Problem statement:
- Messages aren't in one place in Logstash, making feature-based dashboards harder to build.
- Shared dashboards used by deployers and SRE are harder to audit when the channel named after the component is missing messages.
- Quick summaries are more meaningful when messages aren't spread across multiple channels for the same component. E.g. a spike can more easily be identified this way, especially over long periods of time.
- Less mistakes or ambiguity in adding CA code, or in wmf-config.
Currently we have:
- CentralAuth - most messages
- CentralAuthVerbose - "on each page view" debug information containing personal names.
- CentralAuthRename - rename subcomponent diagnostics.
- suppressjob - Job queue job, CentralAuthSuppressUserJob.
- CentralAuthSULRename - CLI script, forceRenameUsers.php.
And configured as:
- CentralAuth - all severity levels enabled in prod, including "debug" and "info".

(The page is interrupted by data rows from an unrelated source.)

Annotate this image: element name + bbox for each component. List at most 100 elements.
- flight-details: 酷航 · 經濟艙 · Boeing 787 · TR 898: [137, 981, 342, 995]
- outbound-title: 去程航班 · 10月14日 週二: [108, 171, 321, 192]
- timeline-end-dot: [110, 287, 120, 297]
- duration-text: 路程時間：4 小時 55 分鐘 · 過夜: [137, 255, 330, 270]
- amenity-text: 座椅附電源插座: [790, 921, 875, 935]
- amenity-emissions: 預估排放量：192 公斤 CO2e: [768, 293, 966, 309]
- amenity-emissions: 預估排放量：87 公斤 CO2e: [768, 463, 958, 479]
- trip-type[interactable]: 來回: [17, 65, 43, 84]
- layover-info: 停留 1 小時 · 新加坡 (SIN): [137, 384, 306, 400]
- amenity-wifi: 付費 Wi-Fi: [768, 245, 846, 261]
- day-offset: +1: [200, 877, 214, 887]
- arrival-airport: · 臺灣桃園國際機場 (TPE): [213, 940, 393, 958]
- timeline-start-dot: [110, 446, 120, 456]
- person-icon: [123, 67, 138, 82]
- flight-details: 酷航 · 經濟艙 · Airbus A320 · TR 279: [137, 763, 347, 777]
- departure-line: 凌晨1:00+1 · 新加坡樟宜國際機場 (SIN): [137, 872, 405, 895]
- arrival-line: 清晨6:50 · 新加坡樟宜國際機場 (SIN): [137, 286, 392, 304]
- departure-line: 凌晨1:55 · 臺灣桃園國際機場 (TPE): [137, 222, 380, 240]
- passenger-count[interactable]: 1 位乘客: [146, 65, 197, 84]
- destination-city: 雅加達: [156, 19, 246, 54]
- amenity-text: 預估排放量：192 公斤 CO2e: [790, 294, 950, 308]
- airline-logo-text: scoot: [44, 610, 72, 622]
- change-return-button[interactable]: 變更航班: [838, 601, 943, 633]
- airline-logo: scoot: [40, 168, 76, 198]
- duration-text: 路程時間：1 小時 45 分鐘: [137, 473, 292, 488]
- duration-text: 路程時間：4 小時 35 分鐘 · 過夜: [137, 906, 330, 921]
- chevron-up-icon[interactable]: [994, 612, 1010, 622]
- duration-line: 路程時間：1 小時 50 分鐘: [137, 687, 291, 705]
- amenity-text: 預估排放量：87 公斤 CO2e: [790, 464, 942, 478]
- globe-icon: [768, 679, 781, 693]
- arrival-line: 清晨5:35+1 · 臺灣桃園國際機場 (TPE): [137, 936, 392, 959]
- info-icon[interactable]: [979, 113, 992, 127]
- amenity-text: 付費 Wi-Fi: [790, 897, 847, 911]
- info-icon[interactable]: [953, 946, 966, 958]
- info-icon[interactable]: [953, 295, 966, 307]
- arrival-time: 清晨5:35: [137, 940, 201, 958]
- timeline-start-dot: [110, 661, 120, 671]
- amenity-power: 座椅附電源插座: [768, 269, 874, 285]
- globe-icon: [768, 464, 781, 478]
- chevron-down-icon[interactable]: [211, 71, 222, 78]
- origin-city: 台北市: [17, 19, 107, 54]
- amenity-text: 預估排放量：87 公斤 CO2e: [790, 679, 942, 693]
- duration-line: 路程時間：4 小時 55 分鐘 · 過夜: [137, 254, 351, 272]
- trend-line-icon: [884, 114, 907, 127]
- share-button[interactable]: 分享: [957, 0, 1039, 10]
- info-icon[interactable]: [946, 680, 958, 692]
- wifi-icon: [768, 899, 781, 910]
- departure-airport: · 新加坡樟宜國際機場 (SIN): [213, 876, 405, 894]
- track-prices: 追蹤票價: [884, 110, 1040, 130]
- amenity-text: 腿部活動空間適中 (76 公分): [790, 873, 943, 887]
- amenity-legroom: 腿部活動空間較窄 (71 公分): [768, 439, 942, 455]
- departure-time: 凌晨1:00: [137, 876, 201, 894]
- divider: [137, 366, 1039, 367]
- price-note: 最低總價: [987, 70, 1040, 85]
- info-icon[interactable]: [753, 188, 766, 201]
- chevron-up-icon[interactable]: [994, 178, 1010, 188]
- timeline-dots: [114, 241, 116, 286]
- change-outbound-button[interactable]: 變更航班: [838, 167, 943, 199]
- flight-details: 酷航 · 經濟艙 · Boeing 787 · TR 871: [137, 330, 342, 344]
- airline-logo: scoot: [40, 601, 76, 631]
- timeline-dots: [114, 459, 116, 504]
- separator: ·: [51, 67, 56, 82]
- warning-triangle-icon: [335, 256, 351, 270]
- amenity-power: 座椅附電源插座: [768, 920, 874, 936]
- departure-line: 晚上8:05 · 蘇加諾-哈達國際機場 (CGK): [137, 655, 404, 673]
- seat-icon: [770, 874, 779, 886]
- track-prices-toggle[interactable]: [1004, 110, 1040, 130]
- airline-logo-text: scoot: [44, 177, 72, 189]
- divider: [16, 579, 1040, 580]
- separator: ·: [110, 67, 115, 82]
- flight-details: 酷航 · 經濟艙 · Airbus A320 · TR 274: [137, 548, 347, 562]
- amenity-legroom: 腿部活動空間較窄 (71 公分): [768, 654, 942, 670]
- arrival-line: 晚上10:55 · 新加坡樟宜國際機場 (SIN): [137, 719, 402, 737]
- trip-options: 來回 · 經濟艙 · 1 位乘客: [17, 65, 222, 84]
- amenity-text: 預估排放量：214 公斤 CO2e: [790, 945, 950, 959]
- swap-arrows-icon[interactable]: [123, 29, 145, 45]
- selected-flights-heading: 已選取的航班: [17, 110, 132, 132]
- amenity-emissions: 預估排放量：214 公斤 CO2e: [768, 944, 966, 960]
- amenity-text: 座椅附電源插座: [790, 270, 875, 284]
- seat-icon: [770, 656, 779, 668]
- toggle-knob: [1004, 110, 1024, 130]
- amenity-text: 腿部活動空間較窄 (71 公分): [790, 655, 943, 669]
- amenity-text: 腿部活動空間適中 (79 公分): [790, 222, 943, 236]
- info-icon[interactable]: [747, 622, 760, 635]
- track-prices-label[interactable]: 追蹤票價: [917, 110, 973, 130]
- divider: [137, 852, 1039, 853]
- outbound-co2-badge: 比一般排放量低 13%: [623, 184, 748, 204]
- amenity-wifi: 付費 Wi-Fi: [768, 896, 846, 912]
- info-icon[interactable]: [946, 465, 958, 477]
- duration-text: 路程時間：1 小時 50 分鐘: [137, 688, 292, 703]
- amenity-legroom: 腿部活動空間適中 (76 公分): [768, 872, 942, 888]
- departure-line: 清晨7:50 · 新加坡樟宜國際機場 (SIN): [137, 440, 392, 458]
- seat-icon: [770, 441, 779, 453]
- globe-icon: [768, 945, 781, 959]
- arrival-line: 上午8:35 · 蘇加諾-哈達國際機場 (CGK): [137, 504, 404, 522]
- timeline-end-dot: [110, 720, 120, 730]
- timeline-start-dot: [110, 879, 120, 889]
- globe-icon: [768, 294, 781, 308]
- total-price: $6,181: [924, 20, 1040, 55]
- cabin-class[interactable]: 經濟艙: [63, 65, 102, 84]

- CentralAuthVerbose - disabled in prod, enabled in beta cluster.
- CentralAuthRename - fully enabled in prod, including "debug" and "info".
- suppressjob - disabled.
- CentralAuthSULRename - disabled.
I propose the following:
- Rename CentralAuthRename to CentralAuth, any messages that should remain enabled by default in prod, elevate from to "info" level or above.
- Audit CentralAuth messages and elevate anything to "info" or above that we want enabled in prod.
- Rename CentralAuthVerbose to CentralAuth using debug level.
- Rename suppressjob and CentralAuthSULRename to CentralAuth using debug level.
- Simplify beta config as CentralAuth: debug and prod config as CentralAuth: info.